Authors: Peter Dickinson
On Thursday when Letta took the tea up she heard voices before she reached the top of the stairs, so she knocked and waited till Grandad called to her to come in. It wasn’t Mr Jaunis’s day, but he was there and so was Mr Orestes. Without his fur hat you could see that his head really was absolutely shiny bald, which made him look creepier than ever.
‘I’ll just get another cup, so there’s three,’ said
Letta
, assuming that Grandad wouldn’t want her to stay. The visitors obviously thought the same, but Grandad said, ‘We will need two more cups. I cannot expect either Mr Jaunis or Mr Orestes to toast my crumpet to your standards. Did you meet Mr Orestes on Tuesday? No? Hector, this is my granddaughter, Letta.’
Mr Orestes rose and waited while she put the tray down so that he could shake hands with her formally, bowing his head as he did so.
‘Orestes like in the goat-boy book?’ she said. ‘Anya Orestes?’
‘My grandmother,’ he said, in a slightly whining voice.
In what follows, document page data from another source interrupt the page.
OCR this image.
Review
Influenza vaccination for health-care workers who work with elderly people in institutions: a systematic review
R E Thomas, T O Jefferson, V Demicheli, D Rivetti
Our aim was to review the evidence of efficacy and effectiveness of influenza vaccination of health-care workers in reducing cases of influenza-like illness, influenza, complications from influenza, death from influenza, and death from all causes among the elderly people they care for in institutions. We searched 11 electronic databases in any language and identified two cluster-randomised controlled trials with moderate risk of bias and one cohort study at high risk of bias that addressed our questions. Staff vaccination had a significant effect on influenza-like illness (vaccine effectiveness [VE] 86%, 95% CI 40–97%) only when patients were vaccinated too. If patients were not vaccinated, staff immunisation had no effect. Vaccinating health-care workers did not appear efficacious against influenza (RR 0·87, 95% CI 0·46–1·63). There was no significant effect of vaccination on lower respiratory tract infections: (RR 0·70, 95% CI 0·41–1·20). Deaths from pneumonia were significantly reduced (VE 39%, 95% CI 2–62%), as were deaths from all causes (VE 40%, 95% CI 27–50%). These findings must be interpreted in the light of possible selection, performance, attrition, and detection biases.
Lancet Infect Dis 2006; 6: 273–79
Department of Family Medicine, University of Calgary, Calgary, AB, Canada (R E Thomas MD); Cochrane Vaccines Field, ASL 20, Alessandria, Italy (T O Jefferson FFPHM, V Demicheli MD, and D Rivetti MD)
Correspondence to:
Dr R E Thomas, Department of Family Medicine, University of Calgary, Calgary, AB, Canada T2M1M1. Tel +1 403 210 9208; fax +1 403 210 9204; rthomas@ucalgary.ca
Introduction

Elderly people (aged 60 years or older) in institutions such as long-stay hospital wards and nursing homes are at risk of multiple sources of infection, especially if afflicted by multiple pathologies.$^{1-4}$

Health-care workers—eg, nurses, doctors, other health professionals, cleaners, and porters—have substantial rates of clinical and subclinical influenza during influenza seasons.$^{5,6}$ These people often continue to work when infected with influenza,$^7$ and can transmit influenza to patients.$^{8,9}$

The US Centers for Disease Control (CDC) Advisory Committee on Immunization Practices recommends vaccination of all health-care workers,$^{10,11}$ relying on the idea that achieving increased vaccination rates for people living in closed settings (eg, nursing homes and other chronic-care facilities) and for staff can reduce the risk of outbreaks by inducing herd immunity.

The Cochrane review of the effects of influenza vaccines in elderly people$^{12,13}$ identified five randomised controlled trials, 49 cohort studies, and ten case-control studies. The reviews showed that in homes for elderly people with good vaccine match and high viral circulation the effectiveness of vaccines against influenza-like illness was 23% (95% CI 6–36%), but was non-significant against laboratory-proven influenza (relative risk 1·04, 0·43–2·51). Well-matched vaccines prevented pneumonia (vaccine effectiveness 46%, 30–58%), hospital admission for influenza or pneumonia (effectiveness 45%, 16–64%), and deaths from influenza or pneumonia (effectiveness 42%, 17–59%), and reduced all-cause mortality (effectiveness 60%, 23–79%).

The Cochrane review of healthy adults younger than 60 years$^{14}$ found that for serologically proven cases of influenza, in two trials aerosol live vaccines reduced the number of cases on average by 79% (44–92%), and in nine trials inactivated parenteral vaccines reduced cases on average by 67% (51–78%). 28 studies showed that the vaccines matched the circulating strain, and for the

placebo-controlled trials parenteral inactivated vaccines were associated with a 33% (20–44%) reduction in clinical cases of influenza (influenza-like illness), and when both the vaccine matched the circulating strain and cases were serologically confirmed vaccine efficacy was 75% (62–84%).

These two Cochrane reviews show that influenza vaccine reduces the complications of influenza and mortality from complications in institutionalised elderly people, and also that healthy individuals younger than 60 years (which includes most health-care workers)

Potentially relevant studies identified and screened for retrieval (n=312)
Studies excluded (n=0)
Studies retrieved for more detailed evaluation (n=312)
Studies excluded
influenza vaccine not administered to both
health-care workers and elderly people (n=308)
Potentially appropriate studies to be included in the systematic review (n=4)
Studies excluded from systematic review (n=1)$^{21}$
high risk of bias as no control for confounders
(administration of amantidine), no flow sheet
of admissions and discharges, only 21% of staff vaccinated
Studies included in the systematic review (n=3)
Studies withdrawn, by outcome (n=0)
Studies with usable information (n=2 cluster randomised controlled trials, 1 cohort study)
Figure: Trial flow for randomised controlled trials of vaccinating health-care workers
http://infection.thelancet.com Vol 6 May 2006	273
‘Like us, Hector suffers from the burden of a literary ancestor,’ said Grandad. ‘Now, my darling, if you would be kind enough to bring two more cups and then toast my crumpet, we will continue to settle the future condition of Europe.’
She went and returned, bringing extra hot water as well. She poured the tea, refilled the pot and settled by the fire. Mr Orestes accepted a crumpet which he ate with lashings of butter on it. Letta listened to the discussion and did her best to understand. They were talking about how to follow up on the vigil. In spite of what had happened to Grandad – or rather, because of it – the vigil had made much more of a splash than anyone could have hoped, and people who’d never heard of Varina now knew it was there, and real.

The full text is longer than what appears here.